183814 Using the American Indian and Alaska Native oral tradition to record family health history

Monday, October 27, 2008: 1:30 PM

Meghan Jernigan, MPH , Urban Indian Health Institute, Seattle Indian Health Board, Seattle, WA
Maile Taualii, PhD , Native Hawaiian EPI Center, Papa Ola Lokahi, Honolulu, HI
Shelby Wilson, RD , Urban Indian Health Institute, Seattle Indian Health Board, Seattle, WA
Alice Park, MPH , Urban Indian Health Institute, Seattle Indian Health Board, Seattle, WA
Ralph Forquera, MPH , Urban Indian Health Institute, Seattle Indian Health Board, Seattle, WA

American Indians and Alaska Natives (AI/AN) have used storytelling for generations to convey history and culture. Stories about family members, events, and lessons learned are key components of knowledge transfer. Health care providers have also used a form of storytelling; the family medical history. Unfortunately, these important and similar purposed storytelling processes are not inclusive of each other. Stigma exists in revealing personal health information in communities and families, and fears of discrimination make it difficult to discuss health issues. Individuals are unaware of the value of this information in preventing health problems and helping health professionals provide better care.


Evaluate the use of a Family Health History Awareness Tool by urban AI/AN, so that the tool is understandable by community members and useful to providers, as measured by successful dissemination and community acceptance.


A Community Advisory Board (CAB) was developed to guide the project and ensure all research procedures are respectful of privacy and community norms and values. Five diseases that disproportionally affect AI/AN families were included in the tool: heart disease, cancer, diabetes, cirrhosis, and depression.
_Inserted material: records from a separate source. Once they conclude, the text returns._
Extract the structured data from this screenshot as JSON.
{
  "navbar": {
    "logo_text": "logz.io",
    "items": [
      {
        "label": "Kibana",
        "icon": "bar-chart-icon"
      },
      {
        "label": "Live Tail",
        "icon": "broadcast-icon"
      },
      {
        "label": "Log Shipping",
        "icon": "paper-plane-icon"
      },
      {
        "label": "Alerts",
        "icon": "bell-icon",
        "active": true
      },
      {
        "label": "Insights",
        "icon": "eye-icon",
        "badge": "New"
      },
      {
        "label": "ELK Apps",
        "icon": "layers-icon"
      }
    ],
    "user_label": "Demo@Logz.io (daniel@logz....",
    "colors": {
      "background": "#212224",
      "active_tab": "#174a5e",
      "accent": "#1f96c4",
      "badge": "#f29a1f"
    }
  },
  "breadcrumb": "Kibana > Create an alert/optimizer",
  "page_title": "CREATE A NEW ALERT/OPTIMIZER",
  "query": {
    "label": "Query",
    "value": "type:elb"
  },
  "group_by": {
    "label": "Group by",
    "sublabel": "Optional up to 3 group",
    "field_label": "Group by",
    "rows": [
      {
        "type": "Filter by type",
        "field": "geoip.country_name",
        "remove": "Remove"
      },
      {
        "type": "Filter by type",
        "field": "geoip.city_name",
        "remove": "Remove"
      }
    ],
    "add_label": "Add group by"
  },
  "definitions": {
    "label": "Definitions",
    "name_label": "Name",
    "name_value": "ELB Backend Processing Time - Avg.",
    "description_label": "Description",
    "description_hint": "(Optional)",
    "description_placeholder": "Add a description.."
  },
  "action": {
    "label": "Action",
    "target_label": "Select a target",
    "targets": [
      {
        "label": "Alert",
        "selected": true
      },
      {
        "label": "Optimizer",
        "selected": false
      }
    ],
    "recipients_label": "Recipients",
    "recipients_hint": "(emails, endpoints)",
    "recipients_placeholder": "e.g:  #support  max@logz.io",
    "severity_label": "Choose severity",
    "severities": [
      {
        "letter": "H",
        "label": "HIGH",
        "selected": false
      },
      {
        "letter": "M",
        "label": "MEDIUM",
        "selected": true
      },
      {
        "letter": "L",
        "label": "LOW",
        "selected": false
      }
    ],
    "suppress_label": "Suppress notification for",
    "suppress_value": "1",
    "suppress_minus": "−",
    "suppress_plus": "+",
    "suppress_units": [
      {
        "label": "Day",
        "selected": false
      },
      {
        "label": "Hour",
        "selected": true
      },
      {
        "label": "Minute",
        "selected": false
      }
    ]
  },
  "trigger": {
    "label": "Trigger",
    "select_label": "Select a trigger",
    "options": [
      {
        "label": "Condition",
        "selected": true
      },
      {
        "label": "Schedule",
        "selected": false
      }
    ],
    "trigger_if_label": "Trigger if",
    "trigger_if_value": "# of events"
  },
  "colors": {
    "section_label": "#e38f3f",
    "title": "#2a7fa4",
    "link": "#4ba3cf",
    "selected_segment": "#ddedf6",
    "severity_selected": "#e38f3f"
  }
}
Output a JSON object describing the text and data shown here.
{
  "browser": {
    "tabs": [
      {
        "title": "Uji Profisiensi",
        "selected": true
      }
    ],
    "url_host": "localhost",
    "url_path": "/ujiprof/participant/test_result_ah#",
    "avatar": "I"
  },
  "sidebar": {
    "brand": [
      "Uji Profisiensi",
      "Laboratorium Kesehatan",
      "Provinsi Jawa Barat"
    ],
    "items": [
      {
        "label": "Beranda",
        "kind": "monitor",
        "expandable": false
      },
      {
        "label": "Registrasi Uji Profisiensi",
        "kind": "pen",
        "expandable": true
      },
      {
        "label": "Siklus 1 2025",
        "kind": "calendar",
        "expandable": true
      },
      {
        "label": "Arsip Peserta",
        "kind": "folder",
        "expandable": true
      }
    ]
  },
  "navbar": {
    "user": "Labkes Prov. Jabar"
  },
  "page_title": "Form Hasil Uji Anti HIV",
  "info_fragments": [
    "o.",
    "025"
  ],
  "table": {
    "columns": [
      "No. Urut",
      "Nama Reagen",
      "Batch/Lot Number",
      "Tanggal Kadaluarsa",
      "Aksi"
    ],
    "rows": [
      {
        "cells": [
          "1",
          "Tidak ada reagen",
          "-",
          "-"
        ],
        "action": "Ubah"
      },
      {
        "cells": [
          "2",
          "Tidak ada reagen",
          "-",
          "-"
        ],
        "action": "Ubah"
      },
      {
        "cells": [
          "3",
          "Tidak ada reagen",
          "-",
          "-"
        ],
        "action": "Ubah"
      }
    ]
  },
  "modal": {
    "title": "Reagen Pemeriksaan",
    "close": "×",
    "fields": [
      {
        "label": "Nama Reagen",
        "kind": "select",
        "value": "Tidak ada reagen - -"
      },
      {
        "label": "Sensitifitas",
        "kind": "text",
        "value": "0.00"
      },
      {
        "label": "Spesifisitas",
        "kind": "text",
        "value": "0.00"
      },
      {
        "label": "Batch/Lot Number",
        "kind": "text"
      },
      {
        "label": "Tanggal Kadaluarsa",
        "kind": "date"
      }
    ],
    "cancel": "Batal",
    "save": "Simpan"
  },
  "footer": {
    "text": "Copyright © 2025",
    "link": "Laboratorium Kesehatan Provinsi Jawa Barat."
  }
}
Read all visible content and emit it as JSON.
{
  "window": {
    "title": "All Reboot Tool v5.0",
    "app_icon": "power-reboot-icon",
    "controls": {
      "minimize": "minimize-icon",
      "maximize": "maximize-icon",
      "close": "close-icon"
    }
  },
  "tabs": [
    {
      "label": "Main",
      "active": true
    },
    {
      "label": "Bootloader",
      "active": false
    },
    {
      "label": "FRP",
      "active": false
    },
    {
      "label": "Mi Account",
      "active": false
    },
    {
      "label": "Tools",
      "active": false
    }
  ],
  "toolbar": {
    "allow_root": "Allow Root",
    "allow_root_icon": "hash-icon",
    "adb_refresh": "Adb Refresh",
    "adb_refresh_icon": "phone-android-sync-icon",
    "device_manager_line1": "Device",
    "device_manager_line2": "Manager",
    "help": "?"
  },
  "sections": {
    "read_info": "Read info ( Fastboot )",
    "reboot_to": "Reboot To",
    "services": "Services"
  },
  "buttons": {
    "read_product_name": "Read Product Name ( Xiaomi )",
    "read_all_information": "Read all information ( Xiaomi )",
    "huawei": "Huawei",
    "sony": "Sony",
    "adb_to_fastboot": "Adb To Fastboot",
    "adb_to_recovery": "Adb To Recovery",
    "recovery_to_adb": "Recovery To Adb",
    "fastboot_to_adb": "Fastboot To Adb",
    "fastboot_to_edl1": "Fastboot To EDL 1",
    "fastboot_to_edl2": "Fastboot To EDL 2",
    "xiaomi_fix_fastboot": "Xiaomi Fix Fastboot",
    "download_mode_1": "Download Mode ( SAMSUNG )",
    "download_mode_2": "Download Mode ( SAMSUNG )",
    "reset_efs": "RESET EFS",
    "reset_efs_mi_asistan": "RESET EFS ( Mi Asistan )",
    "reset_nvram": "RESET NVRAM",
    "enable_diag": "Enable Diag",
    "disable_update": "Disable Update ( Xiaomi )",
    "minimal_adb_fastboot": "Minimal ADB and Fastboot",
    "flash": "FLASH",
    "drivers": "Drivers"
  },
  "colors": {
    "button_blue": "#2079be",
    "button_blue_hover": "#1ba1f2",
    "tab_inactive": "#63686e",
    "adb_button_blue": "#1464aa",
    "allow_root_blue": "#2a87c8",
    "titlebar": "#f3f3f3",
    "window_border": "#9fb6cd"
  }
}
Using Social Learning Theory, urban AI/AN shared family health history stories and assessed whether the tool effectively captured meaningful risk information.


We discuss methods for using the tool in urban AI/AN communities and provide ideas on how AI/AN communities can help families record and recount their family health histories using this Native-specific tool. Storytelling is an important step in addressing health disparities.

Learning Objectives:
1. Identify storytelling as an important step in addressing health disparities. 2. Recognize the unique role of a Community Advisory Board in Community-Based Participatory Research with the urban AI/AN community. 3. Describe methods used to incorporate family health experiences and stories into an educational tool adapted for the urban AI/AN community.

Keywords: Native Americans, Community-Based Health Promotion

Presenting author's disclosure statement:

Qualified on the content I am responsible for because: I work for the Urban Indian Health Institute, have an MPH from Columbia University, coordinate the Family History project for UIHI, have run the analysis for the project, and have over 5 years experience in the field of public health.
Any relevant financial relationships? No

I agree to comply with the American Public Health Association Conflict of Interest and Commercial Support Guidelines, and to disclose to the participants any off-label or experimental uses of a commercial product or service discussed in my presentation.